Where Does the Money Go?


Seniors applying to colleges have begun to realize the significant monetary commitment that most universities require. Others wonder why tuition can’t be sponsored by state and federal funding and are curious how tuition funds are spread across the college campus.

“I think [tuition] pays for professors, faculty, and utilities first. Next would be keeping up the campus followed by sports and performing arts,” senior George Schatzlein said.

However, the distribution of tuition dollars is strictly regulated. At Indiana University, one of the most popular colleges for NC graduates, all tuition money enters a collective account known as the IU General Fund. The money in the account is predominantly used to pay salaries and benefits for faculty and staff as well as University utilities, furnishings and institutional financial aid.

“Only a small slice of student financial aid money comes from tuition,” IU Treasurer Don Lukes said. “A majority of scholarships are supported by donations from alumni and others through the Indiana University Foundation. Donors are able to stipulate which programs they would like their money to go toward and their donations are directed to students in that particular department.”

Indiana University also clarifies that tuition money is not used for their collegiate sports teams. Tuition is only contributed to programs and facilities that directly support the academic environment.

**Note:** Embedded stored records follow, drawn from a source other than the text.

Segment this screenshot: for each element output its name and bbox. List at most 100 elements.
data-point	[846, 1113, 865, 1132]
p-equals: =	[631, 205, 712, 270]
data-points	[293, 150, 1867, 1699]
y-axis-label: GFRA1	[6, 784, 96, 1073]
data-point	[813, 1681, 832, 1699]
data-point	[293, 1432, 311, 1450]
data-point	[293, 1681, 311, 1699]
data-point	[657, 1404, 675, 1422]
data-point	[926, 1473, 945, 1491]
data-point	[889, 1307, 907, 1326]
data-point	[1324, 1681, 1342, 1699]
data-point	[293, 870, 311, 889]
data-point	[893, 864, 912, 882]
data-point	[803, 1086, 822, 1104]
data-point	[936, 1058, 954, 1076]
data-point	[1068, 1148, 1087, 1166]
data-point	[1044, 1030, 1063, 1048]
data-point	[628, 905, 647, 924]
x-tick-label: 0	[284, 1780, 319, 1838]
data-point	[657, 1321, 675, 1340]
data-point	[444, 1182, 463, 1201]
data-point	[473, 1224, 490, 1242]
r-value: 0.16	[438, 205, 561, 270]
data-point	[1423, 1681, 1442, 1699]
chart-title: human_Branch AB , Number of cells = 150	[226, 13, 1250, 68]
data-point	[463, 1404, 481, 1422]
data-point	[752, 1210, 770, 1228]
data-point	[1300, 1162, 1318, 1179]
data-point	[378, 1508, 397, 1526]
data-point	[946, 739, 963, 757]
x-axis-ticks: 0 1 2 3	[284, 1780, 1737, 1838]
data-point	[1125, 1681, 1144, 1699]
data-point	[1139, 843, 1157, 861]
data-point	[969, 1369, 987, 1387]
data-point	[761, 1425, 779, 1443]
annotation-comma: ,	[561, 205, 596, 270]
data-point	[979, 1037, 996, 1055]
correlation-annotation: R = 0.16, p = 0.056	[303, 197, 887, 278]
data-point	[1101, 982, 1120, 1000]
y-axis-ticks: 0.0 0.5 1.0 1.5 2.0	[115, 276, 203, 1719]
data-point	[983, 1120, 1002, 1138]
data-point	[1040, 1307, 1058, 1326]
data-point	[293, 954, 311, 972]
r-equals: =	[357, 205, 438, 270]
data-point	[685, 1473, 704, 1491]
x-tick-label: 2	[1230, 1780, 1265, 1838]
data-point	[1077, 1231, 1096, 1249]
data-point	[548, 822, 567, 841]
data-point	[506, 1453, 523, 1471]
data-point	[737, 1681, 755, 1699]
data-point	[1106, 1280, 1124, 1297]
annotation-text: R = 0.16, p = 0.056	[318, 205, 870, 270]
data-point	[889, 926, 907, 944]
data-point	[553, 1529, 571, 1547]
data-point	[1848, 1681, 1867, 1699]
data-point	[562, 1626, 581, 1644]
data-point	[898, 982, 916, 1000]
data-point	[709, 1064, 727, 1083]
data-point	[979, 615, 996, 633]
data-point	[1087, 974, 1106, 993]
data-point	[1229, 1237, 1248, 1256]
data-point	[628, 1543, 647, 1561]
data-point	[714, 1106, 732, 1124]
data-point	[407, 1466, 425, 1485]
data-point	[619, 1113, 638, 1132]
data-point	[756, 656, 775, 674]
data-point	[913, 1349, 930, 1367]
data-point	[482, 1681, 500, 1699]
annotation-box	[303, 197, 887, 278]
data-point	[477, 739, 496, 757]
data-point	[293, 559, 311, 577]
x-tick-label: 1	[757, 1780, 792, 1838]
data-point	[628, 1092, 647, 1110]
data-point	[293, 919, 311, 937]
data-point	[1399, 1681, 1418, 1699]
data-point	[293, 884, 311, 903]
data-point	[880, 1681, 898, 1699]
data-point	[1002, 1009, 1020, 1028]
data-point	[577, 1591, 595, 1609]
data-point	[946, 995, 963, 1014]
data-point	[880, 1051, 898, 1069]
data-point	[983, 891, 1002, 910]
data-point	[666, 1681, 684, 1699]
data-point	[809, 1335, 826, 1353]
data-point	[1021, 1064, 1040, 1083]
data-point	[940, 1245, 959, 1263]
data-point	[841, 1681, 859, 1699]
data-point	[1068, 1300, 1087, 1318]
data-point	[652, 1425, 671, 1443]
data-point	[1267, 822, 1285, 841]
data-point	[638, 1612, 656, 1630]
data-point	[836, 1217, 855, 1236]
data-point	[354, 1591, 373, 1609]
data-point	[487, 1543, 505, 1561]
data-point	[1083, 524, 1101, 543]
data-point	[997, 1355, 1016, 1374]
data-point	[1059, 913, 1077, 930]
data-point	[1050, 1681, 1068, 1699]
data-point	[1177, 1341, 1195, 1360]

“Sports teams and facilities are an auxiliary unit. They receive their funding from donors, ticket sales, television revenue, sponsorships and other program endeavors,” Lukes said.

As far as admission, IU tries to stay committed to in-state students before other prospects. The wide gap between in-state and out-of-state tuition costs are due to the University’s loyalty to local youth. Currently, 75 percent of students across all seven of IU’s campus are native Hoosiers.

“We [IU] have tried our best to make tuition and other fees as low as possible here. As of now, we have the lowest cost of attendance in the Big Ten Conference. Original tuition costs often become lower for students because most are eligible for some kind of financial aid,” Lukes said.

Even though IU is gracious with their scholarship and tuition, many applying students become frustrated because of the $65 application fee. IU does not profit from this tuition fee, and maintains that these fees are only used to process and review the many applicants each year.

Free tuition has also been openly discussed by students on the IU campus. College students are universally swamped by student loans after they graduate, and many Americans feel that college would be more beneficial to the economy if tuition was free or heavily reduced.

“It would be great if free-college was a conceivable plan for the University,” Lukes said. “In 1980, two-thirds of our operations were covered by state and federal funding. Today, only one-third of our expenses are paid for by government sources. We try our best to lower the tuition with the support that we currently receive,” Lukes said.

Indiana University (Bloomington) is currently the largest college in the state, and the treasury department reiterates that they are doing all in their power to make IU the most appealing University in the state of Indiana, socially and economically.